A anã se mexe no assento improvisado. Nem observei que entrara em casa, trazendo uma garrafa de cerveja. Distraio-me com facilidade. A mulherzinha provoca turbilhões nos meus pensamentos, me desvia do projeto de chegar à rodoviária e enviar uma encomenda para a cidade onde nasci, um lugar bem longe, diferente do Recife que busco atravessar, mas não consigo.
– Queridos pais, segue…
Não contava com o obstáculo do caixote, a cena que manda ao inferno meus deveres de filho.
– Queridos pais: saí do apartamento com o propósito de enviar os remédios de vovó, pedidos para comprar aqui, porque o preço é bem mais em conta. Atravessei ruas de casas que já foram habitadas por famílias e se transformaram em comércio, numa vocação de mascatear que o Recife possui desde sua fundação. Passa de sete da noite, baixaram as portas corrediças das lojas, e pelas janelas entreabertas avisto retardatários arrumando mercadorias. Não sei o que eles pensam e essa ignorância me inquieta. Sinto-me perdido em meio a frutas podres, esgotos, lixo e cães vadios. Não consigo ir além de uma linha divisória: um caixote onde uma anã sentou-se, como se fosse rainha do mundo. Quem essa mulherzinha pensa que é? Reconheço nela, aterrorizado, uma grandeza que antes me escapava. Minhas pernas tremem.
As três mulheres em volta da mesa bebem mais copos de aguardente, como se bebessem água. Nas paredes, velhos estandartes de clubes e blocos acumulam poeira. Num nicho de pedra, uma vela acesa para não sei que santo ou finado.
– E o que você faz aqui?
– Vim atrás do bloco.
– E saiu bisbilhotando.
– Desculpem, é um vício de menino.
Estacionou um automóvel numa casa vizinha à da anã. Uma senhora sai, entrega um pacote ao motorista e recebe dinheiro. O automóvel se afasta explodindo o escape. A senhora cumprimenta a anã. Ouço a pergunta:
– E ele?
Um estampido mais alto não me deixa ouvir a resposta.

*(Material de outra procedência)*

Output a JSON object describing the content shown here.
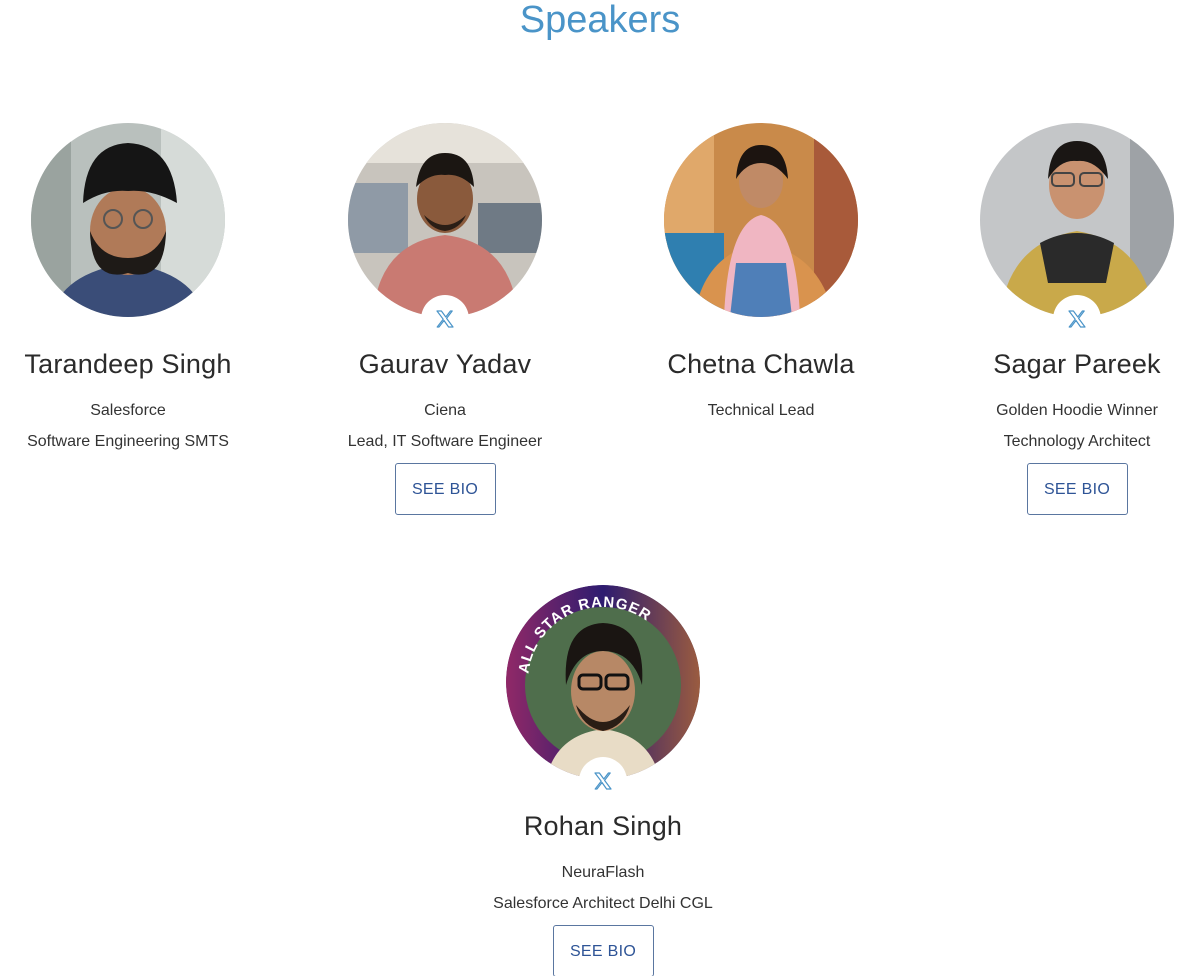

Descubro casas habitadas por moradores escondidos e anônimos. Eles reinventam a antiga arquitetura, improvisam cozinhas, salas, quartos e banheiros, criam hábitos inexistentes, calendários e relógios em descompasso com o tempo da cidade.
– E o Recife adormecia
ficava a sonhar
ao som da triste melodia.
Escutei perfeitamente. A anã cantarola uma marcha de bloco, a mais famosa, entre um gole de cerveja e uma baforada de cigarro. Olha para o meu lado, mas não é a mim que espera.

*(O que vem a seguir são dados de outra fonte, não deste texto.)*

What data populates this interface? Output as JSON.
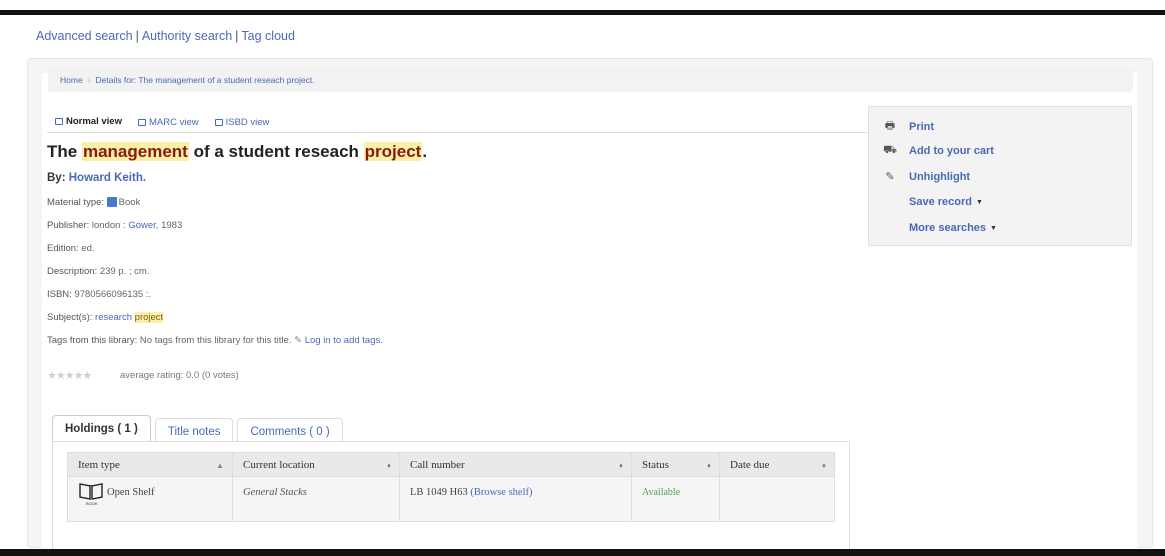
{
  "search_links": [
    "Advanced search",
    "Authority search",
    "Tag cloud"
  ],
  "breadcrumb": {
    "home": "Home",
    "current": "Details for: The management of a student reseach project."
  },
  "view_tabs": [
    {
      "label": "Normal view"
    },
    {
      "label": "MARC view"
    },
    {
      "label": "ISBD view"
    }
  ],
  "record": {
    "title_prefix": "The",
    "title_hl1": "management",
    "title_mid": "of a student reseach",
    "title_hl2": "project",
    "title_end": ".",
    "author_label": "By:",
    "author": "Howard Keith.",
    "material_label": "Material type:",
    "material": "Book",
    "publisher_label": "Publisher:",
    "publisher_place": "london :",
    "publisher_name": "Gower,",
    "publisher_year": "1983",
    "edition_label": "Edition:",
    "edition": "ed.",
    "description_label": "Description:",
    "description": "239 p. ; cm.",
    "isbn_label": "ISBN:",
    "isbn": "9780566096135 :.",
    "subjects_label": "Subject(s):",
    "subject_word1": "research",
    "subject_word2": "project",
    "tags_label": "Tags from this library:",
    "tags_text": "No tags from this library for this title.",
    "tags_login": "Log in to add tags.",
    "rating_text": "average rating: 0.0 (0 votes)",
    "stars": "★★★★★"
  },
  "holdings_tabs": [
    {
      "label": "Holdings ( 1 )"
    },
    {
      "label": "Title notes"
    },
    {
      "label": "Comments ( 0 )"
    }
  ],
  "holdings_table": {
    "headers": [
      "Item type",
      "Current location",
      "Call number",
      "Status",
      "Date due"
    ],
    "row": {
      "item_type": "Open Shelf",
      "item_icon_label": "BOOK",
      "location": "General Stacks",
      "call_number": "LB 1049 H63",
      "browse": "(Browse shelf)",
      "status": "Available",
      "date_due": ""
    }
  },
  "sidebar": [
    {
      "label": "Print",
      "icon": "print-icon"
    },
    {
      "label": "Add to your cart",
      "icon": "cart-icon"
    },
    {
      "label": "Unhighlight",
      "icon": "pencil-icon"
    },
    {
      "label": "Save record",
      "icon": ""
    },
    {
      "label": "More searches",
      "icon": ""
    }
  ],
  "colors": {
    "link": "#4a69b5",
    "highlight_bg": "#f7f0a6",
    "highlight_fg": "#8b1a10",
    "status_available": "#5a9a5a"
  }
}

A porta de uma casa se abre. Um homem acompanhado de seu cão joga sacos de lixo na calçada. Entra de volta e fecha a porta. Sinto-me acabrunhado e sozinho. O que ainda me prende nesse lugar de sombras? Se me puser a caminho, alcançarei o ônibus para minha cidade. Mas não consigo transpor a linha imaginária que delimita o lugar marginal onde eu e a anã nos sentamos, esperando alguém.
Ouço passos atrás de mim, mas não deve ser ele. Nunca o imaginaria sorrateiro, oculto pela sombra das paredes. Ele chegará à nossa frente, cansado e feliz. Já de longe sorrirá para a anã, que o reconhecerá pelo cheiro de graxa da roupa, pelo assobio fino, pelo jeito macio de caminhar.

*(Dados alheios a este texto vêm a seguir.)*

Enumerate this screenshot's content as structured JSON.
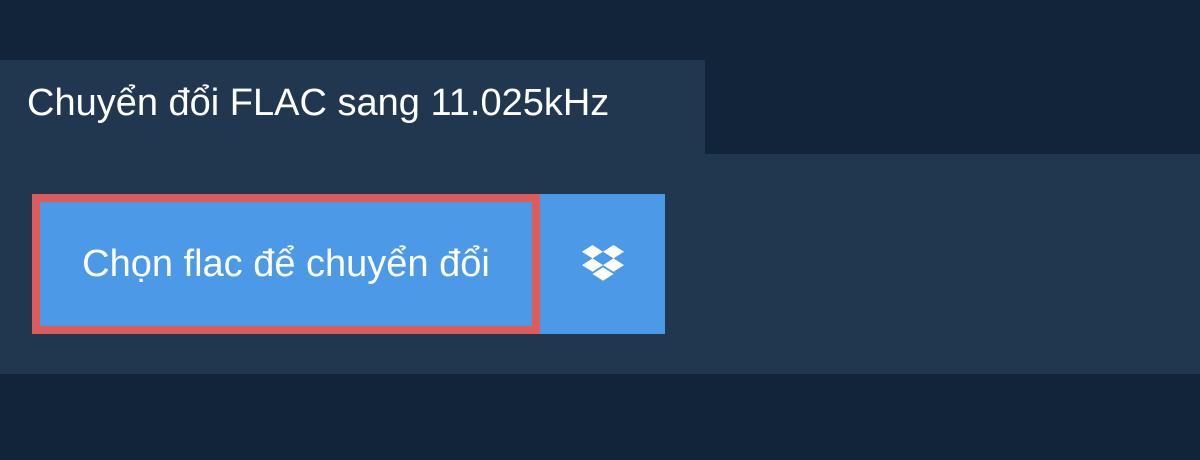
{
  "header": {
    "title": "Chuyển đổi FLAC sang 11.025kHz"
  },
  "actions": {
    "choose_label": "Chọn flac để chuyển đổi",
    "dropbox_icon": "dropbox-icon"
  },
  "colors": {
    "background": "#11243a",
    "panel": "#21364f",
    "button": "#4c9ae7",
    "button_border_highlight": "#de5b5b",
    "text": "#ffffff"
  }
}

É mesmo ele quem chega igualzinho a todas as noites. Levanto-me como no cinema, antes do beijo final. A anã também se levanta do caixote, vai ao encontro do homem e estende a mão. Se fosse um pouquinho mais alta, enlaçaria a cintura do amado.
Cruzo com os dois sem cumprimentá-los. Olho uma última vez para trás. De costas, eles formam um casal harmonioso. Parecem gêmeos.